Operações policiais causam prejuízo milionário a comerciantes de favelas do Rio, aponta relatório

RIO DE JANEIRO, RJ (FOLHAPRESS) – Mais da metade dos estabelecimentos comerciais nas favelas da Vila Cruzeiro, na Penha, e Mandela de Pedra, em Manguinhos, no Rio de Janeiro, precisou fechar as portas ao menos um dia por conta de operações policiais, entre 2021 e 2022.

O dado é parte do relatório “Favelas na Mira do Tiro: Impactos da Guerra às Drogas na Economia dos Territórios”, do CESEC (Centro de Estudos de Segurança e Cidadania).

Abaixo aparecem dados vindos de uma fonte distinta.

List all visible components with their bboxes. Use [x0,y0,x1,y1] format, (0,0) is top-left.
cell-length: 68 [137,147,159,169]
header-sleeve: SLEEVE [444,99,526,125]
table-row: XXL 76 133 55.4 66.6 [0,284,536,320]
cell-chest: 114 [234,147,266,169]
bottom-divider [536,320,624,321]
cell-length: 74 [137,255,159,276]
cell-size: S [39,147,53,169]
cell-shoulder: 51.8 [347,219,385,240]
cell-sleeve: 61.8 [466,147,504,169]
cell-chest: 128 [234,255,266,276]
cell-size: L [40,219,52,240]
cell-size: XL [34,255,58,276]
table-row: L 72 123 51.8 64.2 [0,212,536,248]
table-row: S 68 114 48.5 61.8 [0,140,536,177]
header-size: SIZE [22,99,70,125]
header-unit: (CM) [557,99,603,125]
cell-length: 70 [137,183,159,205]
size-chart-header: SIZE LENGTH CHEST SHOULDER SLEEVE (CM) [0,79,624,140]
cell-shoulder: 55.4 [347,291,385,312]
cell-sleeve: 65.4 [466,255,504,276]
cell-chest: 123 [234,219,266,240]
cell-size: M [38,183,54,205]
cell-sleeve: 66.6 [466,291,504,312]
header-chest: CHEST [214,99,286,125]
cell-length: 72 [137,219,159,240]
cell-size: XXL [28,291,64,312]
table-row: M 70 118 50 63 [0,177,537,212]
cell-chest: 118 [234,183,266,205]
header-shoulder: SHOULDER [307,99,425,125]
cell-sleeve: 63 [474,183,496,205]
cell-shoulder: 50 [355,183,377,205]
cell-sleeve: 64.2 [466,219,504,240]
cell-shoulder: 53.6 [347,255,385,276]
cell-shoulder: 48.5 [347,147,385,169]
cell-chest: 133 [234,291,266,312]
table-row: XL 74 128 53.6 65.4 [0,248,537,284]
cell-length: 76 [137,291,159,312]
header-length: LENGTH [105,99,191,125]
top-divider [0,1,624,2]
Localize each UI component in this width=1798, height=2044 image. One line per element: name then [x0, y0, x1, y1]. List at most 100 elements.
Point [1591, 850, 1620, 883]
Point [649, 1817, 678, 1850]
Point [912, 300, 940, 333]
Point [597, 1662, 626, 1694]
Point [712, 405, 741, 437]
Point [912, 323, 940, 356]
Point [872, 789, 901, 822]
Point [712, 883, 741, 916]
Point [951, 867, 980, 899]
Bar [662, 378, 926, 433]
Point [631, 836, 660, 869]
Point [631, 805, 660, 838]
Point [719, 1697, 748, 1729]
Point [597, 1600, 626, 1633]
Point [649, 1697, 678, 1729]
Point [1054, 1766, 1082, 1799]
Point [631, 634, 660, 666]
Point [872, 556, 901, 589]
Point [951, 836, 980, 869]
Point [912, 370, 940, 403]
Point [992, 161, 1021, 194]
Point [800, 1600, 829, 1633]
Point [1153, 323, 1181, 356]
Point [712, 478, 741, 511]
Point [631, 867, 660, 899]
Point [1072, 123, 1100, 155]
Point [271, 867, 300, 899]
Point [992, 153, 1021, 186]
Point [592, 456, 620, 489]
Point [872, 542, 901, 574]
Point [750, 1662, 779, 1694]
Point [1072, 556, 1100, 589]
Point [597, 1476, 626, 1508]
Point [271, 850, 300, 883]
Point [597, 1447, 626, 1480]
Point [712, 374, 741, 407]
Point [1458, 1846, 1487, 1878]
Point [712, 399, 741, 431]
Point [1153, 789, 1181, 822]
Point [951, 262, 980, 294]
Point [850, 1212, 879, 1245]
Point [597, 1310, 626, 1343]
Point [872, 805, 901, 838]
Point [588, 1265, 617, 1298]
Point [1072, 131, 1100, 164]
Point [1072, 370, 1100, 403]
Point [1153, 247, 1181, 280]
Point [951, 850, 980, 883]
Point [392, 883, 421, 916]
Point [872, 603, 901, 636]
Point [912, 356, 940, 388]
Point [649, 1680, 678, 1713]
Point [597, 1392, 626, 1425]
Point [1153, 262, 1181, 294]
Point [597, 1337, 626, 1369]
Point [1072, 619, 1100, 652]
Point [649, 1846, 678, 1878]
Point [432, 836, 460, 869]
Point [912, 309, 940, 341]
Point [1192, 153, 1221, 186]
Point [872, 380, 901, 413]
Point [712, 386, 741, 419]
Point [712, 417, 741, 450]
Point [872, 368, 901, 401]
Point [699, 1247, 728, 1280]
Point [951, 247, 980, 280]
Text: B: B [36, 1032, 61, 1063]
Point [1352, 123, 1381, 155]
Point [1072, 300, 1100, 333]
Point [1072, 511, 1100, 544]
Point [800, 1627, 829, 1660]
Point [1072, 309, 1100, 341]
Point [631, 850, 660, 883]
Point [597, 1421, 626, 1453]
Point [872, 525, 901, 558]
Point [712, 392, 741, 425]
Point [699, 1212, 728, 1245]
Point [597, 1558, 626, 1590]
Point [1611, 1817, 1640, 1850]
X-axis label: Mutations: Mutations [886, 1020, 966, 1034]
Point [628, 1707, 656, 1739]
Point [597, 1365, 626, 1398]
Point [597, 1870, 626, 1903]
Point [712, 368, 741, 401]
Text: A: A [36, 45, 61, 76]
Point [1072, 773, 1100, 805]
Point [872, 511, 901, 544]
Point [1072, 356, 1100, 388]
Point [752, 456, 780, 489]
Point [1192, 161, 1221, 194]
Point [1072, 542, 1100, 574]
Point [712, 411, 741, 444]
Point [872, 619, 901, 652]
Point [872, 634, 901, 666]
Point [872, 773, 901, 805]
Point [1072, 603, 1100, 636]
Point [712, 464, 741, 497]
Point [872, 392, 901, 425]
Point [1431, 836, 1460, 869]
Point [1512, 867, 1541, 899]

Entre os donos de comércios, 51,3% disseram que foram obrigados a fechar temporariamente as lojas nos dias ações policiais. Na Vila Cruzeiro, os comerciantes fecharam as portas em média uma vez durante o ano. No Mandela de Pedra, a média foi de duas vezes no ano.

Procurada para comentar os dados do relatório, a Polícia Militar não respondeu.

A pesquisa foi realizada nas duas favelas com mais confrontos com presença de policiais entre junho de 2021 e maio de 2022, segundo dados do Instituto Fogo Cruzado, que mapeia tiroteios. O estudo entrevistou donos de bares, lanchonetes, lojas de roupa, eletrônicos, oficinas e outros tipos de estabelecimentos, formalizados ou não. Ao todo, 77 comércios no Mandela de Pedra e 290 na Vila Cruzeiro foram consultados.

Nas duas comunidades, 74 tiveram problemas para receber e enviar encomendas; 63 tiveram a energia elétrica interrompida; 47 relataram interrupção na internet.

Somando dias fechados por conta de operações e bens danificados durante os confrontos, o estudo calcula que a perda no faturamento do comércio é de R$ 2,5 milhões por ano nas duas comunidades.

Jane Nobre, esteticista, tem um espaço de bronzeamento na laje no complexo da Maré. A comunidade, que não fez parte da pesquisa, também recebe operações policiais frequentemente.

“Quando tem operação policial, não posso atender no meu espaço. A laje do prédio é uma das mais altas da região. O risco de uma bala perdida ou de ser coagida por policiais é grande. Tem época em que operação é três ou quatro vezes por semana. Isso interfere poderosamente no fechamento do caixa”, afirma Jane.

Os tiroteios em operações também causaram prejuízo em equipamentos. Na Vila Cruzeiro, 18,7% dos comerciantes disseram ter sofrido com bens danificados ou destruídos, como perda de geladeiras e refrigeradores, além de marcas de tiros nas paredes, janelas e caixas d’água. Carros usados para prestar serviço também sofreram danos, segundo comerciantes. No Mandela, 9% dos lojistas tiveram prejuízos parecidos.

Jane afirma que teve equipamentos e móveis quebrados no dia 14 de fevereiro, durante uma operação policial na Maré. A PM não respondeu sobre o caso.

“Policiais entraram e quebraram espreguiçadeiras, freezer, teto, cadeiras. Não encontraram drogas, nem nada. Queria ser tratada da mesma forma que um comerciante da Barra da Tijuca, ou no centro da cidade.”

“Esses comércios são fundamentais para a renda das famílias nas favelas. São lanchonetes, bares, importantes não só economicamente, mas socialmente. Quando há uma operação policial que para tudo, fecha tudo, não é só prejuízo financeiro. É o impedimento das pessoas circularem onde vivem”, afirma Rachel Machado, socióloga e coordenadora da pesquisa.

A pesquisa também realizou questionário com 800 moradores dos complexos da Penha e de Manguinhos, com perguntas sobre a dificuldade de circulação em dias de tiroteio: 60,4% dos moradores disseram que ficaram impedidos de trabalhar por conta da violência armada nos 12 meses anteriores à pesquisa.

Os moradores perderam, em média, 7,5 dias de trabalho porque foram impedidos de trabalhar. O relatório estima que, se considerada a renda média de R$ 1.652 por adulto, o trabalho que deixou de ser realizado gerou uma perda anual de R$ 9,4 milhões.

“As consequências são diversas em muitas camadas. O estado, através das operações policiais violentas, prejudica a economia das favelas. Os moradores perdem trabalho, são impedidos de circular pela cidade”, afirma Rachel.